Chen Zhen
À l'heure de la mondialisation, les recherches esthétiques et philosophiques menées à travers les installations monumentales et les dessins de Chen Zhen (1955-2000), artiste chinois basé en France et internationalement reconnu,
offrent un point de vue engagé sur les relations entre l'homme et son environnement, transcendant tout à la fois ses origines chinoises et sa formation occidentale.
Né à Shanghai, Chen Zhen connaît de la Chine communiste les périodes de la Révolution Culturelle (1966-1976) et de la réforme qui bouleversèrent les modes de vie et de pensée d'un peuple entier. Cependant, il grandit dans une famille de médecins parlant le français et l'anglais, dans le quartier de l'ancienne concession française à Shanghai. À cette époque, la seule école d'art de la ville dispense un enseignement traditionnel où il fait l'apprentissage de la peinture, du dessin et de la sculpture.

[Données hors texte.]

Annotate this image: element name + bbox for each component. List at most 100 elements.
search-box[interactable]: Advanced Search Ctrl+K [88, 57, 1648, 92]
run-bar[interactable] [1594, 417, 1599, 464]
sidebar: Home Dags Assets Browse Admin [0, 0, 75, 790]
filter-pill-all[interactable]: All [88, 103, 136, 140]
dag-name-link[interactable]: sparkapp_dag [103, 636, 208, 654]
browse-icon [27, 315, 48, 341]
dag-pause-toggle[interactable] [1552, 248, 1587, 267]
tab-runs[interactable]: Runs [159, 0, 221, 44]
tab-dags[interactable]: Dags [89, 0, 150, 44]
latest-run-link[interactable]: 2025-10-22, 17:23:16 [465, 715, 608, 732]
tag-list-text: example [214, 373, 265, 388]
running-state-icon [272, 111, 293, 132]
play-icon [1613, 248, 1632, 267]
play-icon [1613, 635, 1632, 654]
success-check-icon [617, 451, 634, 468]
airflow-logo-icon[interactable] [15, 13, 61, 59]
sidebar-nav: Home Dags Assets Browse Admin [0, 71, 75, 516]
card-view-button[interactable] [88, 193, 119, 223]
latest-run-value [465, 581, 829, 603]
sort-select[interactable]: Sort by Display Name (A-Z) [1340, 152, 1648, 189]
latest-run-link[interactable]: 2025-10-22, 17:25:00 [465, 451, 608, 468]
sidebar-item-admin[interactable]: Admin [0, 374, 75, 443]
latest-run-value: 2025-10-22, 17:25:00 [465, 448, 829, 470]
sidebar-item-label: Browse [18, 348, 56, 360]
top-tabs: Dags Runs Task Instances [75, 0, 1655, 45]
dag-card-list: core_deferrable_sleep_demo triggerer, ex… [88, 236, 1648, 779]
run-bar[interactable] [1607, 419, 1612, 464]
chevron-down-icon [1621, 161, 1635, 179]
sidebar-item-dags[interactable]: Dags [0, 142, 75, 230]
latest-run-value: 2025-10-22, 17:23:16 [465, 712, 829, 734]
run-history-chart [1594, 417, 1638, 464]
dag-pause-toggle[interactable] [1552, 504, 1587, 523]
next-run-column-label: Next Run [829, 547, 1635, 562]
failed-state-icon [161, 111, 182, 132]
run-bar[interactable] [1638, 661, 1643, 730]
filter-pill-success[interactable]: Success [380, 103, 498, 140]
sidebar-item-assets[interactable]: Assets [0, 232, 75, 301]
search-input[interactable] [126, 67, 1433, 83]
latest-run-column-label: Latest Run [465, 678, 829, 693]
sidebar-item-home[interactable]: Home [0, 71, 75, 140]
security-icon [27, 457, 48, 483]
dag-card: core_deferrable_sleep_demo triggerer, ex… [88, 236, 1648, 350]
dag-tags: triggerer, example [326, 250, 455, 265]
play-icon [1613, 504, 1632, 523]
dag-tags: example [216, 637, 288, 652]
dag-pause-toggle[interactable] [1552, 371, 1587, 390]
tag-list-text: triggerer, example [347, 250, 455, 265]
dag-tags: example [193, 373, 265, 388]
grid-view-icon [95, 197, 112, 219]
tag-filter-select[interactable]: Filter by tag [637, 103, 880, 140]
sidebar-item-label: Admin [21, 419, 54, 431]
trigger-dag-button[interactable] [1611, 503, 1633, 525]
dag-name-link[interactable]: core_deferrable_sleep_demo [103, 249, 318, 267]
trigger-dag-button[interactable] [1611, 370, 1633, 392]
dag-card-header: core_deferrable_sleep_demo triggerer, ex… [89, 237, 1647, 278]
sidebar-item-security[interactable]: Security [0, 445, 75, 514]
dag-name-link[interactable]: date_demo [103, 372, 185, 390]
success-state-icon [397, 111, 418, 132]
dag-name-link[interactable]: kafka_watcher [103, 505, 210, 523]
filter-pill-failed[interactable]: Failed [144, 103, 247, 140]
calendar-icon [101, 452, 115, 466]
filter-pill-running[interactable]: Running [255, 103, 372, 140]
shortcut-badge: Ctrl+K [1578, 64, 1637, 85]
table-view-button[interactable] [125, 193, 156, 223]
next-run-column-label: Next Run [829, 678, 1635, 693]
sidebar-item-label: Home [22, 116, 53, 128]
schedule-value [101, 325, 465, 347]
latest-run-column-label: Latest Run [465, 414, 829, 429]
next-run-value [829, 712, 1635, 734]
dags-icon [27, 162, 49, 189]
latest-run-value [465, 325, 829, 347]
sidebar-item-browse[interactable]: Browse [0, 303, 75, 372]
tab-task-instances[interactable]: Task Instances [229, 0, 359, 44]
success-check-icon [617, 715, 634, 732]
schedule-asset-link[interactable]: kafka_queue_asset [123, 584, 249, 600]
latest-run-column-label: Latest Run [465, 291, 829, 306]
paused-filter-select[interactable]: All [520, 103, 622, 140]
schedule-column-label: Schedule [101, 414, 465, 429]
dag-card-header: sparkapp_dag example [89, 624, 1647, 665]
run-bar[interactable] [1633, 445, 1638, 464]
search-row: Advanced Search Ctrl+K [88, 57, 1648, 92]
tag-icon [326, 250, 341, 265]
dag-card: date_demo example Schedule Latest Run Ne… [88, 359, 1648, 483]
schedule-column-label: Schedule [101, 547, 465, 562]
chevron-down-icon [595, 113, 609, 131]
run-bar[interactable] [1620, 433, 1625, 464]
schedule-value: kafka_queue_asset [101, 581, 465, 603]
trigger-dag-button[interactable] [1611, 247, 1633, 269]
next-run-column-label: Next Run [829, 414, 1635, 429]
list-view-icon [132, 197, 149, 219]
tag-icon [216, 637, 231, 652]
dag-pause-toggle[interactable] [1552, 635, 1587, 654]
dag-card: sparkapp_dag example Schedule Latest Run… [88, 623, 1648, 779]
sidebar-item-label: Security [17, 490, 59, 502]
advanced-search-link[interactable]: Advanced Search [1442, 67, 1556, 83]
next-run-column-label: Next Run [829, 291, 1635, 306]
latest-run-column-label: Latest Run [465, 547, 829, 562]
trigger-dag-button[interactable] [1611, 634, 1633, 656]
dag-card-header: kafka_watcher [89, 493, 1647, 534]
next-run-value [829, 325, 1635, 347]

Curieusement, cette pédagogie traditionnelle offrait à Chen Zhen son premier contact avec l'art occidental. « À partir de 1976, période de la clôture de la Révolution Culturelle, toute une nouvelle génération d'artistes s'est intéressée […] à l'Occident comme arme, comme tentative de dépasser ou de détruire l'histoire de la Révolution Culturelle. Cette Révolution signifiait pourtant, presque étymologiquement, “devoir être opposé à la tradition”. Cette Révolution, au contraire, la renforça et ferma les portes aux possibles influences occidentales, laissant comme seule influence extérieure envisageable le modèle soviétique, au travers du style réaliste communiste. En effet, je me souviens très bien avoir eu connaissance de Léonard de Vinci plus tôt que de Shen Zhou – un des plus célèbres peintres chinois de la même période à la Renaissance ». Il enchaîne l'école d'art avec l'Institut théâtral de Shanghai où il appréhende la question du rapport physique de l'œuvre au spectateur.
Le récit de son expérience de trois mois passés en 1983 au Tibet exprime la part de son travail fondée sur ce qu'il appelle les « courtcircuits culturels ». Il fut notamment admis à pénétrer dans un temple interdit au public: « Au centre des moines regroupés, c'est normalement un prieur aîné qui entonne la prière. Mais là, c'était une radiocassette Philips qui se substituait à la voix du prieur, et sur laquelle était posée une statuette de Bouddha en terre, le tout campé sous un faisceau lumineux figurant l'aura spirituelle. »
Son arrivée à Paris en 1986 à l'École Nationale Supérieure des Beaux-Arts prolonge naturellement ces croisements culturels. Chen Zhen suit de nouveau une formation qui lui permet de réévaluer tous ses premiers acquis. Pour Hou Hanru, critique d'art émigré en France en 1990, « ce que les artistes de la diaspora comme Chen Zhen revendiquent dans ce renouvellement d'idées et d'expériences artistiques, c'est une nouvelle forme d'identité (ou d'identification) où la frontière entre soi et autrui, transgressée et transcendée, fusionne ».
Ses déplacements, à partir de 1991, à l'occasion de nombreuses expositions à l'étranger, vont fournir la matière d'un art essentiellement fondé sur le contexte et ses interactions avec sa propre culture. Chen Zhen forge alors les concepts de « transexpérience » et de « Résidence, Résonance, Résistance » pour qualifier son travail. Dès 1992, Chen Zhen nourrit le projet de devenir médecin de tradition chinoise. Ses origines familiales, comme sa longue maladie, l'amènent à envisager sa guérison comme un « processus créatif ». La manière dont il parlait de son œuvre (« synergie », « virus ») comme la composition de certaines de ses installations (tubes de transfusion, matériel chirurgical) croisent, tout à la fois, comme dans la médecine chinoise, une philosophie et une pratique. Plutôt qu'une deuxième période dans sa pratique artistique, ce projet n'est que l'approfondissement de son ambition globale, consistant à comprendre et améliorer le sort des hommes sur terre.